Na sexta-feira, 6, a Avenida Vitor Fantini ficou cerca de uma hora e meia bloqueada, após manifestantes fecharem a rua com pneus e atearem fogo. Eles protestavam contra a Prefeitura que os retiraram de uma área invadida no bairro Bela Vista.
Os manifestantes são em sua maioria moradores dos bairros Córrego da Ilha, Morro da Cruz e Bela Vista. De acordo com Manoel Rocha, um dos líderes do protesto, a área invadida é particular e estaria abandonada há vários anos. O manifestante diz que o terreno é improdutivo e está praticamente abandonado pela proprietária. Segundo ele, a invasão foi feita por pessoas necessitadas, que não possuem casa própria.

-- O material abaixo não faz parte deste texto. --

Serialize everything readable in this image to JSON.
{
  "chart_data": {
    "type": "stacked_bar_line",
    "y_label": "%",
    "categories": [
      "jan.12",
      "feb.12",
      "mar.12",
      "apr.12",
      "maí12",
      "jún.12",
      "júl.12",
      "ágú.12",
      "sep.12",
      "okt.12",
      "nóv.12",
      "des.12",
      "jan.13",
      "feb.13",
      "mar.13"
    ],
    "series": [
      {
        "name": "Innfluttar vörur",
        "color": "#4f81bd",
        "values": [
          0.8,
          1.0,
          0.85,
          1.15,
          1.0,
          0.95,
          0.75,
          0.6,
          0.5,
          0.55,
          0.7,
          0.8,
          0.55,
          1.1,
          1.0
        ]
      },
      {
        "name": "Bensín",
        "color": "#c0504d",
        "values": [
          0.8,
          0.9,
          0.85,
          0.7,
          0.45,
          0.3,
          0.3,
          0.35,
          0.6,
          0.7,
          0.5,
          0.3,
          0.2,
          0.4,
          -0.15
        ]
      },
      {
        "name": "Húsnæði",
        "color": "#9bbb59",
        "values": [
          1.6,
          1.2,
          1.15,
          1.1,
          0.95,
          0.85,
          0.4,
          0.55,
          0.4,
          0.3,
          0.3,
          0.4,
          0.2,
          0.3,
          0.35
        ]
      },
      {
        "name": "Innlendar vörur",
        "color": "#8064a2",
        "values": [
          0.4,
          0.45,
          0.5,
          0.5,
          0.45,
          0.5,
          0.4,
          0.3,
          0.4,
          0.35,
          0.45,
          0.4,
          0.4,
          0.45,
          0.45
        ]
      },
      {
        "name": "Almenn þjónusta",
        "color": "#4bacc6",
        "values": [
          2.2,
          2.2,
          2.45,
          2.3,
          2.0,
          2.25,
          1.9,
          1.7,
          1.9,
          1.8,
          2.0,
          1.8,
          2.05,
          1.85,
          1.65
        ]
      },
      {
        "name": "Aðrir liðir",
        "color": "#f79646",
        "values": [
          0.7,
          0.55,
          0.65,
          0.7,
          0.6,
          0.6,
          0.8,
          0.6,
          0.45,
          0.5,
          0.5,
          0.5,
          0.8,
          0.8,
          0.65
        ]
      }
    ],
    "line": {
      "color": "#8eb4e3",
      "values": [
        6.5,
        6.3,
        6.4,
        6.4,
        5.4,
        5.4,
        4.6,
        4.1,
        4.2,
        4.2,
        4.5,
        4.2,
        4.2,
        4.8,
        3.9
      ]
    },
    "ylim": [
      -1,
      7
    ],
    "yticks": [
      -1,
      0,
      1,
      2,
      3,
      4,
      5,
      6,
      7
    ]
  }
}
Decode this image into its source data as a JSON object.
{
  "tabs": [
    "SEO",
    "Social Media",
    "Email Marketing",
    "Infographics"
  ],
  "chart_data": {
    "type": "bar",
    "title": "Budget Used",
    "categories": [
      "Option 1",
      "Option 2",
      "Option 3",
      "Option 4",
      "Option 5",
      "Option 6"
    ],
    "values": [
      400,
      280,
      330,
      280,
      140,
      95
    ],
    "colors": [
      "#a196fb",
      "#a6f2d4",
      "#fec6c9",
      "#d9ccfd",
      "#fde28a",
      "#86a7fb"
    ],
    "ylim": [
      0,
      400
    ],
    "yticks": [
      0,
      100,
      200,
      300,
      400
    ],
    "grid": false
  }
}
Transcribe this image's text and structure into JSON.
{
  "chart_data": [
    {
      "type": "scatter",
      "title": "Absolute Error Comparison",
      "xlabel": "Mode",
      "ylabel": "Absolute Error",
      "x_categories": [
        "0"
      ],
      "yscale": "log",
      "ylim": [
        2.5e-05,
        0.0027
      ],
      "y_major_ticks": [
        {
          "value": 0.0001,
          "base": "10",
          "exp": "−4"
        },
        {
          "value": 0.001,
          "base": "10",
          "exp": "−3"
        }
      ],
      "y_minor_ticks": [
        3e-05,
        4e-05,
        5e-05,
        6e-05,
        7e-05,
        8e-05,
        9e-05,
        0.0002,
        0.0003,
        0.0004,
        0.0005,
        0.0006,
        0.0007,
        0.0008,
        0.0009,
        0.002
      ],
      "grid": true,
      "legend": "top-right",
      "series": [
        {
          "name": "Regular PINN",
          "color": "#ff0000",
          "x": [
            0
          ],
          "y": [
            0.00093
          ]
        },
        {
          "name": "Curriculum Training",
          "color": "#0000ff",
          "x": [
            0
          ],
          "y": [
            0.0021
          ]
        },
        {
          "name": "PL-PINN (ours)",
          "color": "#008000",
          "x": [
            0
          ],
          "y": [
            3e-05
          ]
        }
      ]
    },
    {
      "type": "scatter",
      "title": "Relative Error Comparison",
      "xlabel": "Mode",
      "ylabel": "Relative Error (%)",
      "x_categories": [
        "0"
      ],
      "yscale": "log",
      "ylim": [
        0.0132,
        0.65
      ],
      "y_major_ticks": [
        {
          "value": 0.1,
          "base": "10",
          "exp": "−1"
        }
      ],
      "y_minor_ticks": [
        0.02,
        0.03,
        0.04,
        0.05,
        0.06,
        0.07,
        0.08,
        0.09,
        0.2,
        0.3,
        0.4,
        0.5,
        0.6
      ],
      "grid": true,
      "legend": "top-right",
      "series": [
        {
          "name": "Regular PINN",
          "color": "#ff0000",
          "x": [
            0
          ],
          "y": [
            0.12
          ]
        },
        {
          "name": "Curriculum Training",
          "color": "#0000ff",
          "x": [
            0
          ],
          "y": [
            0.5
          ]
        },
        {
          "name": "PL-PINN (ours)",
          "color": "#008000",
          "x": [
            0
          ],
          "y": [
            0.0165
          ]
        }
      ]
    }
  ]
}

A ocupação do terreno começou na terça-feira, 3, no mesmo dia o secretário de Meio Ambiente, Cleber Ignus, compareceu ao local com funcionários da prefeitura para a retirada do material que cercava o terreno, como arames e mourões, que já faziam divisões de vários lotes.
De acordo com os manifestantes, o secretário fez um cadastro daquelas famílias que estavam no local e disse que a situação seria negociada. Algumas famílias acreditaram que possivelmente o terreno invadido poderia ser negociado e que eles teriam direito sobre ele.
A invasão continuou e na sexta-feira, 6, o secretário voltou ao local para dar continuidade ao trabalho, os moradores se revoltaram com a situação e resolveram bloquear a Avenida Vitor Fantini colocando fogo em pneus.
De acordo com o secretário de Meio Ambiente, Cleber Ignus, a Prefeitura está agindo dentro da lei. Em relação ao cadastro, Ignus diz que o cadastro feito com os manifestantes foi para fazer um encaminhamento para a Secretaria de Desenvolvimento Social, direcionando as pessoas para os programas sociais de moradia e não para que aquelas pessoas continuassem no terreno.
O secretário afirmou que foi conversado com os manifestantes para que um deles ficasse responsável por organizar este cadastro e levar a relação à Secretaria, mas a lista enviada tinha quase 300 pessoas cadastradas, enquanto a primeira havia cerca de 50. Ele acredita que foi vendida a ideia que eles tomariam posse do terreno.
Ainda na sexta-feira, Cleber Ignus se reuniu com três representantes do movimento, eles marcaram uma nova reunião com outros integrantes do poder público para a quarta-feira da semana seguinte. O secretário pediu para que durante esse período eles parassem com a invasão, apesar disso durante o final de semana a invasão continuou e os integrantes do movimento chegaram a construir vários barracos no local.
Na terça-feira, 10, o secretário de Meio Ambiente acompanhado pela Policia Militar voltou à área invadida. No local já havia alguns barracos de alvenaria e muitos de lona. Nossa equipe entrou em algumas construções, todas com apenas um cômodo. Em um dos barracos conhecemos Juliana, 19, mãe de quatro filhos e a espera do quinto. Ela afirma que morava próximo à área invadida, mas o marido perdeu o emprego e eles não têm condições de pagar o aluguel, por isso resolveram invadir o terreno.
Com a chegada da Policia Militar os próprios manifestantes cercaram a área impedindo que qualquer trabalho da Secretaria fosse realizado, o objetivo do secretário era retirar todos os barracos do local como forma de evitar o crescimento desordenado da cidade, o que aconteceu em Sabará durantes anos e acarreta sérios problemas ao município. Como não havia um mandado a Polícia Militar decidiu não confrontar com os invasores, o que poderia gerar muitos transtornos.
Segundo Manoel Rocha, um dos líderes do movimento, até que os proprietários se manifestem, eles continuarão no terreno.
De acordo com o secretário de Meio Ambiente, ficou decidido que o caso será resolvido pelos proprietários do terreno. Ele afirma que os responsáveis já estão tomando providências para solicitar à justiça um mandado de segurança para reintegração de posse. Após receber o pedido o juiz terá até cinco dias para tomar providências.